Contactée par Sputnik, Khadija Idrissi Janati, experte en communication et en relations publiques, estime que cette polémique est en réalité révélatrice de nombreux maux de la société arabe.

"Le fait d’avoir des voix qui s’élèvent contre une marque qui inscrit sur ses packagings des déclarations d’amour, avec des mots qui n’ont rien de vulgaire, et qui ne sont interdits ni par nos codes sociaux ni par la religion, nous pousse à penser cette société où certains rejettent les valeurs de l’amour, les considérant comme tabou, "hchouma" [honteux] voire parfois haram [péché].Pourquoi une telle relation avec l’amour?", s'interroge l’intervenante.

Elle ajoute: "On se dirige vers une polarisation de la société avec d’un côté les ultra- conservateurs et de l’autre les ultras-libéraux. Au centre, on n'a plus grand-chose. Il ne reste plus que des personnes qui veulent imposer leur point de vue."

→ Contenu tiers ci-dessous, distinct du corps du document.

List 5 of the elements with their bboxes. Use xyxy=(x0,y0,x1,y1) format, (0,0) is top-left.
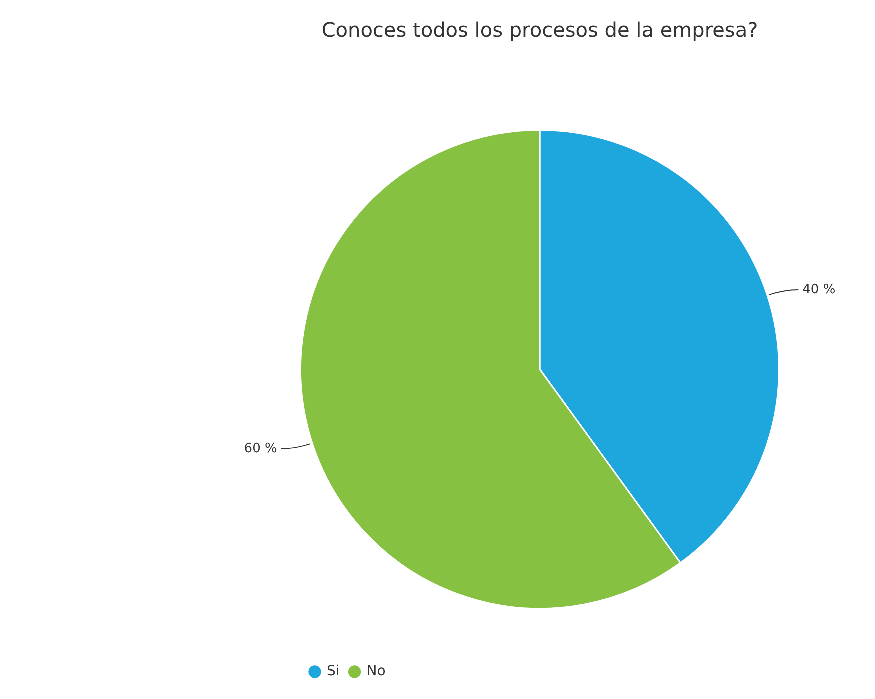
chart-title: Conoces todos los procesos de la empresa? xyxy=(322,18,758,42)
data-label: 40 % xyxy=(802,282,836,298)
legend-label: No xyxy=(366,664,386,680)
legend-label: Si xyxy=(327,664,340,680)
data-label: 60 % xyxy=(244,441,278,456)
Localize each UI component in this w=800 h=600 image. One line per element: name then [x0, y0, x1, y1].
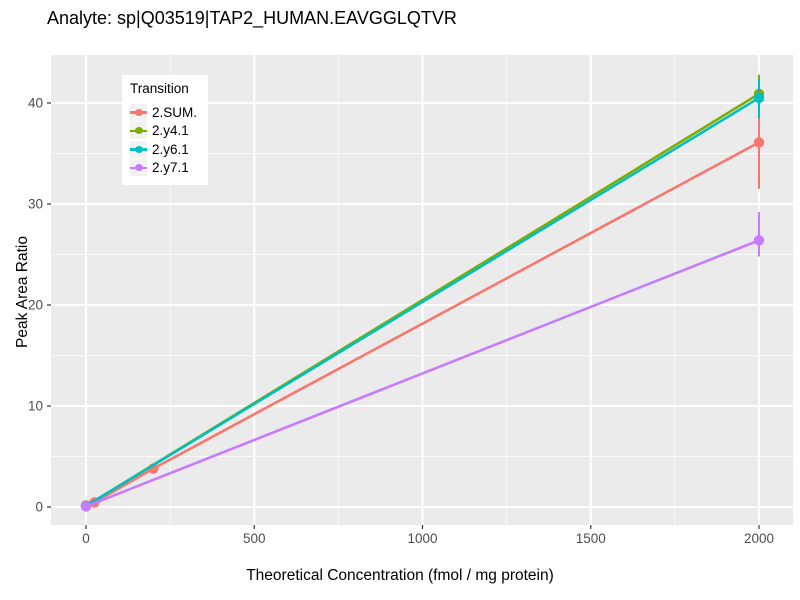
- x-axis-title: Theoretical Concentration (fmol / mg pro…: [246, 567, 554, 584]
- legend-key-swatch: [130, 159, 147, 177]
- legend-item: 2.y7.1: [130, 159, 200, 178]
- legend-item-label: 2.SUM.: [152, 104, 198, 120]
- y-axis-title: Peak Area Ratio: [14, 236, 31, 349]
- y-tick-label: 10: [28, 399, 43, 414]
- legend-title: Transition: [130, 81, 189, 96]
- legend-item: 2.SUM.: [130, 103, 200, 122]
- legend-item: 2.y6.1: [130, 140, 200, 159]
- legend-key-swatch: [130, 103, 147, 121]
- data-point-2.y7.1: [753, 235, 765, 246]
- plot-title: Analyte: sp|Q03519|TAP2_HUMAN.EAVGGLQTVR: [47, 8, 457, 28]
- x-tick-label: 500: [243, 531, 266, 546]
- legend-item: 2.y4.1: [130, 122, 200, 141]
- point-glyph-icon: [134, 164, 143, 172]
- legend-key-swatch: [130, 122, 147, 140]
- legend-key-swatch: [130, 140, 147, 158]
- x-tick-label: 1500: [576, 531, 606, 546]
- legend: Transition 2.SUM. 2.y4.1 2.y6.1: [122, 75, 208, 185]
- series-line-2.y7.1: [84, 239, 761, 508]
- point-glyph-icon: [134, 127, 143, 135]
- y-tick-label: 20: [28, 298, 43, 313]
- data-point-2.y7.1: [80, 501, 92, 512]
- point-glyph-icon: [134, 145, 143, 153]
- series-line-2.y6.1: [84, 96, 761, 508]
- legend-item-label: 2.y7.1: [152, 160, 189, 176]
- legend-item-label: 2.y6.1: [152, 141, 189, 157]
- x-tick-label: 2000: [744, 531, 774, 546]
- data-point-2.y6.1: [753, 92, 765, 104]
- y-tick-label: 30: [28, 197, 43, 212]
- data-point-2.SUM.: [753, 137, 765, 148]
- point-glyph-icon: [134, 108, 143, 116]
- x-tick-label: 0: [82, 531, 90, 546]
- y-tick-label: 40: [28, 96, 43, 111]
- legend-item-label: 2.y4.1: [152, 123, 189, 139]
- y-tick-label: 0: [35, 500, 43, 515]
- x-tick-label: 1000: [407, 531, 437, 546]
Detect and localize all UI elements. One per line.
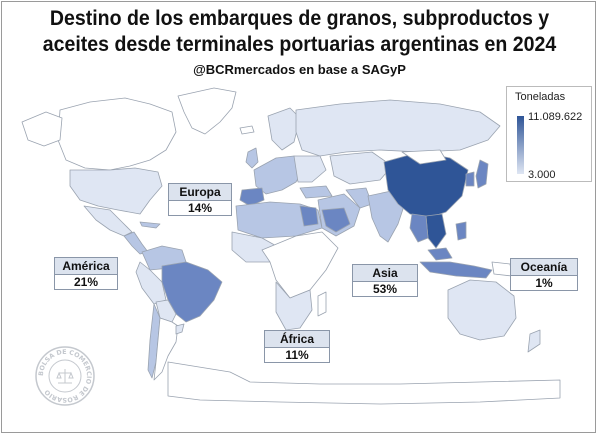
bcr-seal-logo: BOLSA DE COMERCIO DE ROSARIO (35, 346, 95, 406)
country-new-zealand (527, 329, 541, 353)
region-box-asia: Asia 53% (352, 264, 418, 297)
country-australia (447, 279, 517, 341)
map-subtitle: @BCRmercados en base a SAGyP (193, 62, 406, 77)
country-eastern-europe (293, 155, 327, 183)
region-pct-europa: 14% (169, 200, 231, 215)
country-russia (295, 99, 501, 157)
legend-color-bar (517, 116, 524, 174)
country-southern-africa (275, 281, 313, 331)
country-scandinavia (267, 107, 301, 151)
map-title: Destino de los embarques de granos, subp… (21, 6, 578, 58)
region-box-africa: África 11% (264, 330, 330, 363)
country-bolivia (155, 299, 177, 323)
country-central-america (123, 231, 149, 255)
region-box-america: América 21% (54, 257, 118, 290)
region-name-america: América (62, 259, 110, 273)
country-vietnam (425, 213, 447, 249)
country-uruguay (175, 323, 185, 335)
region-box-oceania: Oceanía 1% (510, 258, 578, 291)
region-name-oceania: Oceanía (520, 260, 568, 274)
country-madagascar (317, 291, 327, 317)
country-greenland (177, 87, 237, 135)
map-legend: Toneladas 11.089.622 3.000 (506, 86, 592, 182)
country-cuba (139, 221, 161, 229)
country-indochina (409, 213, 429, 243)
legend-max-label: 11.089.622 (528, 111, 583, 123)
country-uk (245, 147, 259, 169)
country-papua (491, 261, 513, 277)
country-philippines (455, 221, 467, 241)
country-mongolia (401, 149, 447, 165)
country-japan (475, 159, 489, 189)
country-central-asia (329, 151, 393, 185)
region-pct-america: 21% (55, 274, 117, 289)
legend-title: Toneladas (515, 91, 566, 103)
region-pct-africa: 11% (265, 347, 329, 362)
country-canada (57, 97, 177, 171)
country-iberia (239, 187, 265, 207)
country-antarctica (167, 361, 561, 405)
legend-min-label: 3.000 (528, 169, 556, 181)
map-title-line-1: Destino de los embarques de granos, subp… (49, 7, 550, 30)
region-name-africa: África (279, 332, 314, 346)
country-brazil (161, 261, 223, 323)
region-box-europa: Europa 14% (168, 183, 232, 216)
country-saudi-arabia (321, 207, 351, 233)
region-name-europa: Europa (179, 185, 221, 199)
country-korea (465, 171, 475, 187)
country-usa (69, 167, 163, 215)
map-title-line-2: aceites desde terminales portuarias arge… (42, 33, 557, 56)
country-central-africa (261, 231, 339, 299)
region-pct-asia: 53% (353, 281, 417, 296)
country-turkey (299, 185, 333, 199)
scales-icon (56, 369, 74, 384)
country-egypt (299, 205, 319, 227)
country-alaska (21, 111, 63, 147)
region-name-asia: Asia (372, 266, 398, 280)
region-pct-oceania: 1% (511, 275, 577, 290)
country-iceland (239, 125, 255, 135)
country-argentina (153, 317, 179, 381)
country-indonesia (419, 261, 493, 279)
country-malaysia (427, 247, 453, 261)
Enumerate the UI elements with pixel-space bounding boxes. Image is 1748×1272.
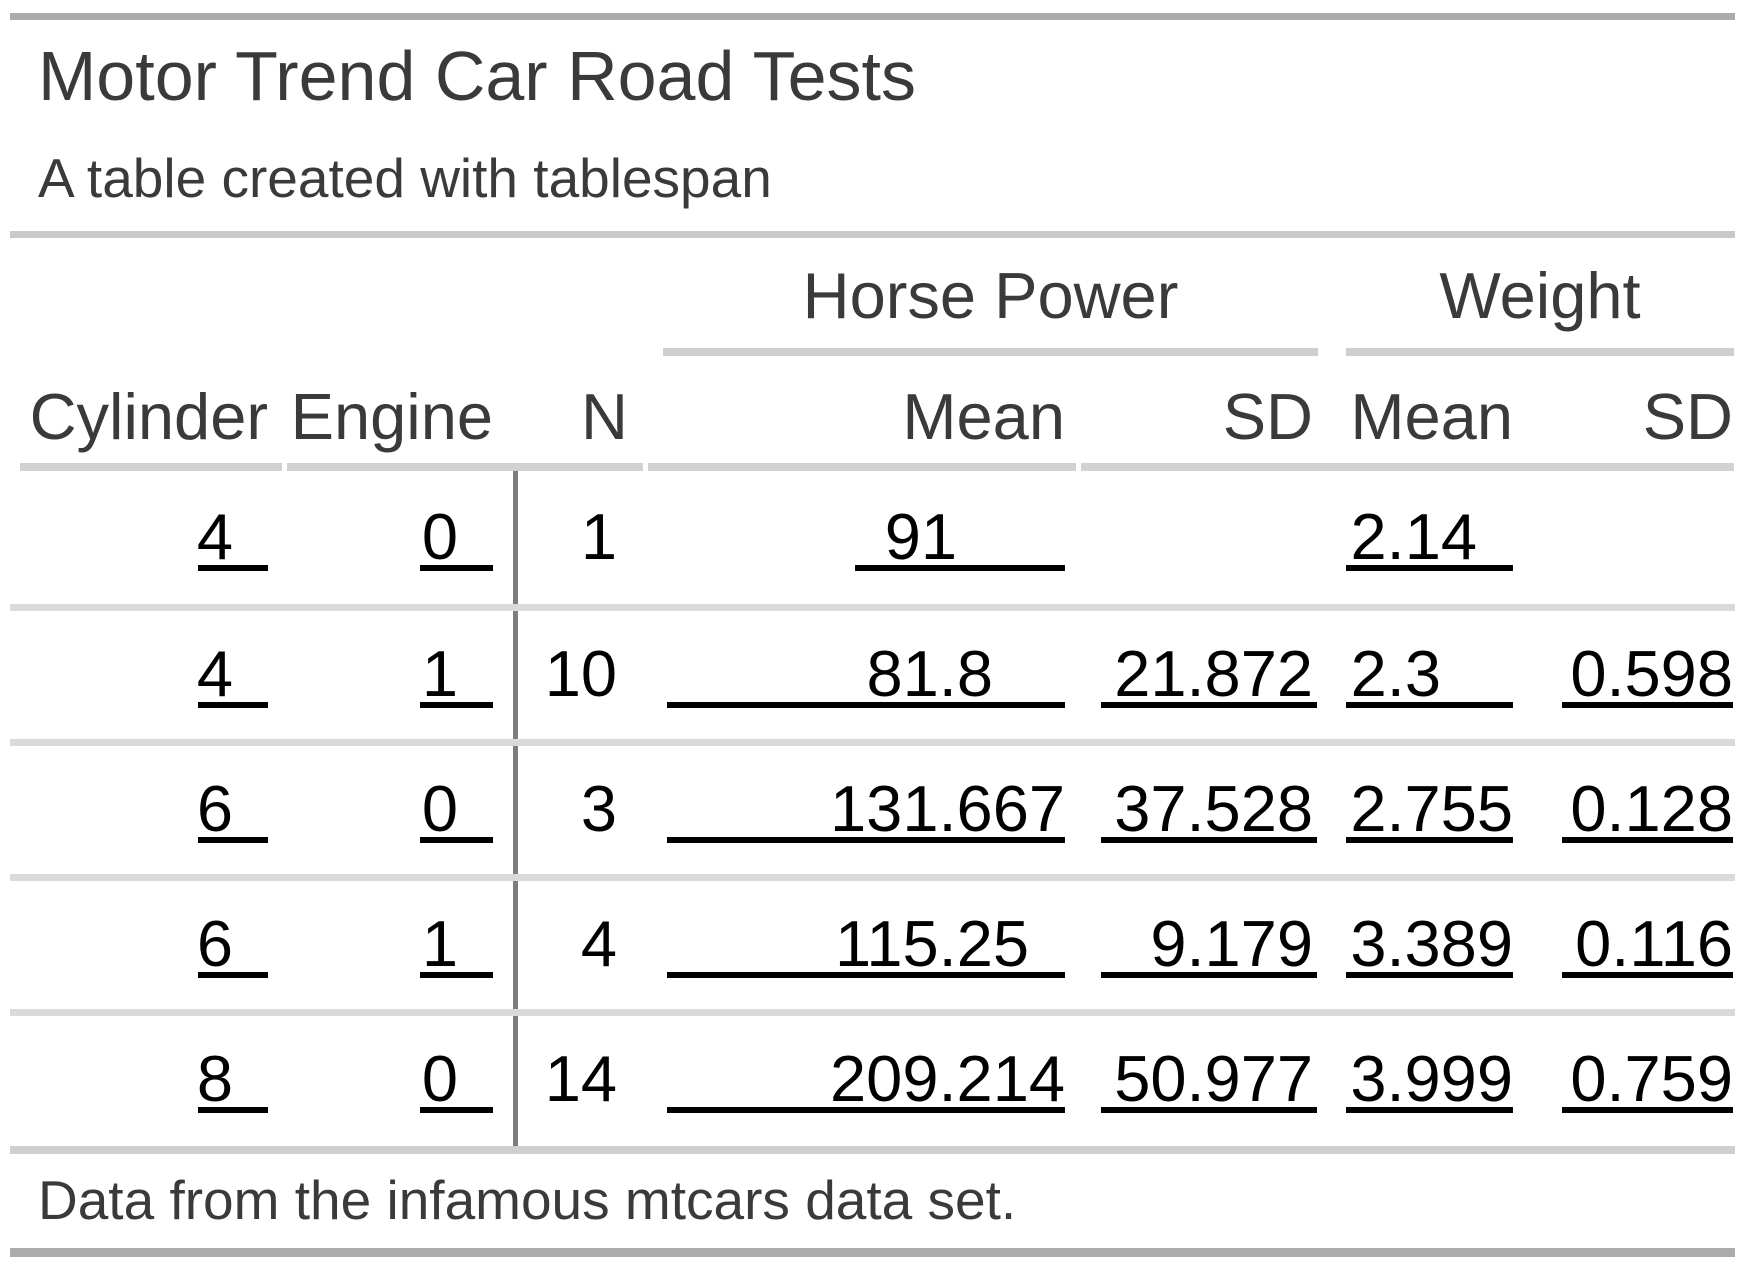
cell-underline: [420, 1107, 493, 1113]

Les réseaux sociaux, amplificateurs des maux sociétaux

Comment expliquer qu’en l’espace d’une semaine seulement, le Maroc a basculé d’un élan d’humanisme, de communion et d’entraide suite à la tragédie du petit Rayan, à un mouvement de rejet de ces valeurs même d’amour, se demandent certains sur la Toile marocaine?
Pour la spécialiste, il faut souligner d’une part que les réseaux sociaux ont un rôle d’amplificateur des réactions, avec l’objectif de convaincre, par la forme, les montages ou les vidéos...Ils ont aussi un rôle de sensibilisation à une cause et le pouvoir de rallier une communauté, constate-t-elle. " Leur rôle devient crucial, avec un impact immédiat et dont les limites ne sont plus définies. Ce qui est intéressant ici, c’est que l’on peut faire passer les gens à l’action. On lance une campagne et elle a un véritable impact dans la vie réelle".
Par ailleurs, cette réaction serait également le résultat d’un long cumul chez les consommateurs. En effet, la même marque n’en est pas à sa première polémique. Il y a quelques années, une campagne vidéo mettant en scène deux jeunes amoureux avait également fait réagir la Toile, car jugée par certains comme inappropriée pour un pays arabe et musulman, dont il faudrait protéger les mœurs. Selon l’experte, "les Marocains estiment probablement que ne pas réagir maintenant ouvrirait la porte à des campagne plus ‘osées’".

Un bon coup de buzz?

Une chose est sûre, la marque aura réussi à faire parler d’elle durant plusieurs jours. Les avis divergent toutefois entre ceux qui saluent une campagne remarquable et ceux qui parlent d’un gros ratage. Pour Khadija Idrissi Janati, la situation peut être interprétée des deux manières. "La marque profite actuellement de ce bad buzz. Certains se sont déplacés chez l’épicier pour voir le produit, d’autres ont été agréablement surpris par le contenu qu’ils ont aussitôt relayé en taguant la marque". Certaines marques ont même saisi la perche pour leur propre communication.
Mais cette polémique aurait peut-être fait perdre des clients à la marque, à cause du boycott lancé par certains épiciers. Il n'en demeure pas moins que le résultat final dépendra de la réaction de l’enseigne, estime l’interlocutrice de Sputnik, qui conclut: "L’idée est créative, intéressante et engageante. Et le pouvoir des réseaux sociaux montre si l’initiative crée de l’engagement ou pas".